From Morocco to Bahrain, from the famous, the anonymous, the subtle and the outspoken, each has left his/her mark on the blogosphere, a mark that cannot, if ever, be erased. They are too many to mention, whose contributions are too memorable to forget, their sacrifices too valuable to go in vain. To them, a salute is in order, admiring your courage, taking pride in your faith, and wishing freedom to those whose words seemed as deadly to those in power as the bullets they used to kill the innocent.
I became an Arab political blogger by mistake, as the wave of change swept my feet off the ground, turned me upside down and opened my eyes to what I thought may never happen in my life time. I finally felt something I could relate to with people only kilometers away and also felt a need to voice my exuberance, describe my anger, and convey my hopes and dreams. I have humbly become a part of this blogosphere, whose credibility has also become my own, their honesty mine to protect, their responsibility mine to follow through.
And I can’t wait to see what 2012 will bring, and what my heart will skip a beat at next…
 Also see Arab Nationalism?
2 Replies to “Anatomy of an Arab Political Blogger”
To further highlight the power of social media, here’s a succinct overview of the “weapons of the digital age” as characterized by my former professor Alan Rosenblatt (http://bigthink.com/ideas/41705). It is true that these weapons, in the hands of the have-nots, have the potential to alter the political balance in the U.S. and the world. The fact that money more often than ideals rules politics itself is seldom exclusive to a single region in the world or political ideology.
Yet, when we look beyond the U.S., recent experience in the Arab world has shown us that social media gave a voice not only to the poor, but more importantly to those refusing to get sucked into the corrupt world of local politics, whether rich or poor. Refusing to get involved in a world that infused political fatigue and deep apathy unto an entire generation, which settled for security and stability instead of freedom and human rights. Social media enabled the young and the not so young to refuse to be labeled as supporters of any political party (mainly personality cults) or followers of a feudal political leader and have their take at expressing their ideas and engaging in social and political activism, or of any sort for that matter, that was of no interest to the traditional and shallow political class.
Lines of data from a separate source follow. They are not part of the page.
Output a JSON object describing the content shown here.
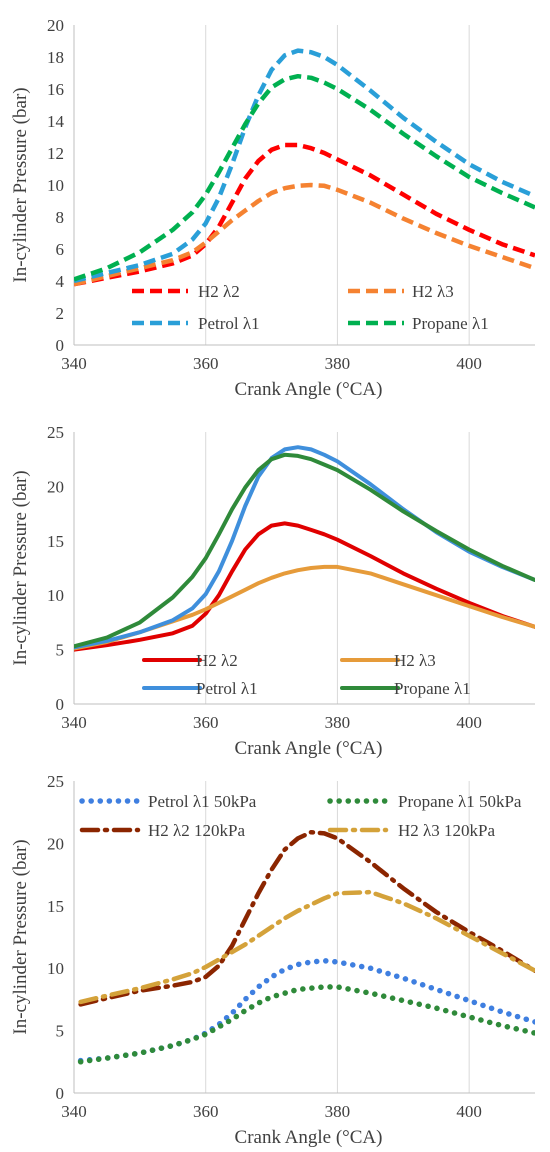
{
  "chart_data": [
    {
      "type": "line",
      "title": "",
      "xlabel": "Crank Angle (°CA)",
      "ylabel": "In-cylinder Pressure (bar)",
      "xlim": [
        340,
        410
      ],
      "ylim": [
        0,
        20
      ],
      "xticks": [
        340,
        360,
        380,
        400
      ],
      "yticks": [
        0,
        2,
        4,
        6,
        8,
        10,
        12,
        14,
        16,
        18,
        20
      ],
      "grid": "vertical",
      "legend_position": "bottom-inside, 2 columns",
      "series": [
        {
          "name": "H2 λ2",
          "color": "#ff0000",
          "style": "dashed",
          "x": [
            340,
            345,
            350,
            355,
            358,
            360,
            362,
            364,
            366,
            368,
            370,
            372,
            374,
            376,
            378,
            380,
            385,
            390,
            395,
            400,
            405,
            410
          ],
          "y": [
            3.8,
            4.2,
            4.6,
            5.1,
            5.6,
            6.3,
            7.4,
            8.9,
            10.4,
            11.5,
            12.2,
            12.5,
            12.5,
            12.3,
            12.0,
            11.6,
            10.6,
            9.4,
            8.2,
            7.2,
            6.3,
            5.6
          ]
        },
        {
          "name": "H2 λ3",
          "color": "#f58231",
          "style": "dashed",
          "x": [
            340,
            345,
            350,
            355,
            358,
            360,
            362,
            364,
            366,
            368,
            370,
            372,
            374,
            376,
            378,
            380,
            385,
            390,
            395,
            400,
            405,
            410
          ],
          "y": [
            3.8,
            4.3,
            4.8,
            5.3,
            5.8,
            6.4,
            7.1,
            7.8,
            8.4,
            9.0,
            9.5,
            9.8,
            9.95,
            10.0,
            9.95,
            9.7,
            8.9,
            7.9,
            7.0,
            6.2,
            5.5,
            4.8
          ]
        },
        {
          "name": "Petrol λ1",
          "color": "#2a9fd8",
          "style": "dashed",
          "x": [
            340,
            345,
            350,
            355,
            358,
            360,
            362,
            364,
            366,
            368,
            370,
            372,
            374,
            376,
            378,
            380,
            385,
            390,
            395,
            400,
            405,
            410
          ],
          "y": [
            4.0,
            4.5,
            5.0,
            5.7,
            6.6,
            7.6,
            9.2,
            11.3,
            13.6,
            15.6,
            17.2,
            18.1,
            18.4,
            18.3,
            18.0,
            17.5,
            15.9,
            14.2,
            12.7,
            11.3,
            10.2,
            9.3
          ]
        },
        {
          "name": "Propane λ1",
          "color": "#00b050",
          "style": "dashed",
          "x": [
            340,
            345,
            350,
            355,
            358,
            360,
            362,
            364,
            366,
            368,
            370,
            372,
            374,
            376,
            378,
            380,
            385,
            390,
            395,
            400,
            405,
            410
          ],
          "y": [
            4.1,
            4.8,
            5.8,
            7.2,
            8.3,
            9.4,
            10.8,
            12.3,
            13.8,
            15.1,
            16.1,
            16.6,
            16.8,
            16.7,
            16.4,
            16.0,
            14.7,
            13.2,
            11.8,
            10.5,
            9.5,
            8.6
          ]
        }
      ]
    },
    {
      "type": "line",
      "title": "",
      "xlabel": "Crank Angle (°CA)",
      "ylabel": "In-cylinder Pressure (bar)",
      "xlim": [
        340,
        410
      ],
      "ylim": [
        0,
        25
      ],
      "xticks": [
        340,
        360,
        380,
        400
      ],
      "yticks": [
        0,
        5,
        10,
        15,
        20,
        25
      ],
      "grid": "vertical",
      "legend_position": "bottom-inside, 2 columns",
      "series": [
        {
          "name": "H2 λ2",
          "color": "#e00000",
          "style": "solid",
          "x": [
            340,
            345,
            350,
            355,
            358,
            360,
            362,
            364,
            366,
            368,
            370,
            372,
            374,
            376,
            378,
            380,
            385,
            390,
            395,
            400,
            405,
            410
          ],
          "y": [
            5.0,
            5.4,
            5.9,
            6.5,
            7.2,
            8.3,
            10.0,
            12.2,
            14.2,
            15.6,
            16.4,
            16.6,
            16.4,
            16.0,
            15.6,
            15.1,
            13.6,
            12.0,
            10.6,
            9.3,
            8.1,
            7.1
          ]
        },
        {
          "name": "H2 λ3",
          "color": "#e69b3a",
          "style": "solid",
          "x": [
            340,
            345,
            350,
            355,
            358,
            360,
            362,
            364,
            366,
            368,
            370,
            372,
            374,
            376,
            378,
            380,
            385,
            390,
            395,
            400,
            405,
            410
          ],
          "y": [
            5.1,
            5.7,
            6.6,
            7.6,
            8.2,
            8.7,
            9.3,
            9.9,
            10.5,
            11.1,
            11.6,
            12.0,
            12.3,
            12.5,
            12.6,
            12.6,
            12.0,
            11.0,
            10.0,
            9.0,
            8.0,
            7.1
          ]
        },
        {
          "name": "Petrol λ1",
          "color": "#3f8fdc",
          "style": "solid",
          "x": [
            340,
            345,
            350,
            355,
            358,
            360,
            362,
            364,
            366,
            368,
            370,
            372,
            374,
            376,
            378,
            380,
            385,
            390,
            395,
            400,
            405,
            410
          ],
          "y": [
            5.2,
            5.8,
            6.6,
            7.7,
            8.8,
            10.1,
            12.2,
            15.0,
            18.2,
            20.9,
            22.6,
            23.4,
            23.6,
            23.4,
            22.9,
            22.3,
            20.2,
            17.9,
            15.8,
            14.0,
            12.6,
            11.4
          ]
        },
        {
          "name": "Propane λ1",
          "color": "#2f8a3a",
          "style": "solid",
          "x": [
            340,
            345,
            350,
            355,
            358,
            360,
            362,
            364,
            366,
            368,
            370,
            372,
            374,
            376,
            378,
            380,
            385,
            390,
            395,
            400,
            405,
            410
          ],
          "y": [
            5.3,
            6.1,
            7.5,
            9.8,
            11.7,
            13.4,
            15.6,
            17.9,
            19.9,
            21.5,
            22.5,
            22.9,
            22.8,
            22.5,
            22.0,
            21.5,
            19.7,
            17.7,
            15.9,
            14.2,
            12.7,
            11.4
          ]
        }
      ]
    },
    {
      "type": "line",
      "title": "",
      "xlabel": "Crank Angle (°CA)",
      "ylabel": "In-cylinder Pressure (bar)",
      "xlim": [
        340,
        410
      ],
      "ylim": [
        0,
        25
      ],
      "xticks": [
        340,
        360,
        380,
        400
      ],
      "yticks": [
        0,
        5,
        10,
        15,
        20,
        25
      ],
      "grid": "vertical",
      "legend_position": "top-inside, 2 columns",
      "series": [
        {
          "name": "Petrol λ1 50kPa",
          "color": "#3f7fe0",
          "style": "dotted",
          "x": [
            341,
            345,
            350,
            355,
            358,
            360,
            362,
            364,
            366,
            368,
            370,
            372,
            374,
            376,
            378,
            380,
            385,
            390,
            395,
            400,
            405,
            410
          ],
          "y": [
            2.6,
            2.8,
            3.2,
            3.8,
            4.3,
            4.8,
            5.5,
            6.4,
            7.5,
            8.5,
            9.3,
            9.9,
            10.3,
            10.5,
            10.6,
            10.5,
            10.0,
            9.2,
            8.3,
            7.4,
            6.5,
            5.7
          ]
        },
        {
          "name": "Propane λ1 50kPa",
          "color": "#2f8a3a",
          "style": "dotted",
          "x": [
            341,
            345,
            350,
            355,
            358,
            360,
            362,
            364,
            366,
            368,
            370,
            372,
            374,
            376,
            378,
            380,
            385,
            390,
            395,
            400,
            405,
            410
          ],
          "y": [
            2.5,
            2.8,
            3.2,
            3.8,
            4.3,
            4.7,
            5.3,
            5.9,
            6.6,
            7.2,
            7.7,
            8.0,
            8.3,
            8.4,
            8.5,
            8.5,
            8.0,
            7.4,
            6.8,
            6.1,
            5.4,
            4.8
          ]
        },
        {
          "name": "H2 λ2 120kPa",
          "color": "#8b2500",
          "style": "dashdot",
          "x": [
            341,
            345,
            350,
            355,
            358,
            360,
            362,
            364,
            366,
            368,
            370,
            372,
            374,
            376,
            378,
            380,
            385,
            390,
            395,
            400,
            405,
            410
          ],
          "y": [
            7.1,
            7.6,
            8.2,
            8.6,
            8.9,
            9.3,
            10.2,
            11.8,
            13.9,
            16.0,
            17.9,
            19.5,
            20.4,
            20.9,
            20.8,
            20.4,
            18.5,
            16.4,
            14.5,
            12.9,
            11.4,
            9.8
          ]
        },
        {
          "name": "H2 λ3 120kPa",
          "color": "#d4a23a",
          "style": "dashdot",
          "x": [
            341,
            345,
            350,
            355,
            358,
            360,
            362,
            364,
            366,
            368,
            370,
            372,
            374,
            376,
            378,
            380,
            385,
            390,
            395,
            400,
            405,
            410
          ],
          "y": [
            7.3,
            7.8,
            8.4,
            9.1,
            9.6,
            10.1,
            10.7,
            11.3,
            11.9,
            12.6,
            13.3,
            14.0,
            14.6,
            15.1,
            15.6,
            16.0,
            16.1,
            15.2,
            14.0,
            12.6,
            11.2,
            9.8
          ]
        }
      ]
    }
  ]
}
Arab online activism is older than the recent and ongoing Arab Revolutions, yet these revolutions certainly brought all the activity to center stage. Bloggers and activists opened a new war front in cyberspace against decaying regimes, and when the former decided to block access, creative ways were found to circumvent the obstacles. As is sometimes the case, using these digital weapons isn’t undertaken without risks. From Morocco to Bahrain, many Arab online activists and bloggers have been jailed and released, some are still in detention (while the blogosphere keeps them in their blogs and tweets so they are not forgotten), while others are still on the run to this day.
As Rosenblatt and I describe, political change in the digital age “will come from connecting online and offline social networks,” or will consist of “a delicate dance between the virtual and real.” What I see here in Lebanon and the Arab world are the young, being active and genuine political commentators, social and political activists, trying to bring change, as prominent Lebanese blogger Imad Bazzi puts it, “1 KB at a time.” And in this change, I truly have faith in…
Nice article. Keep up the good work!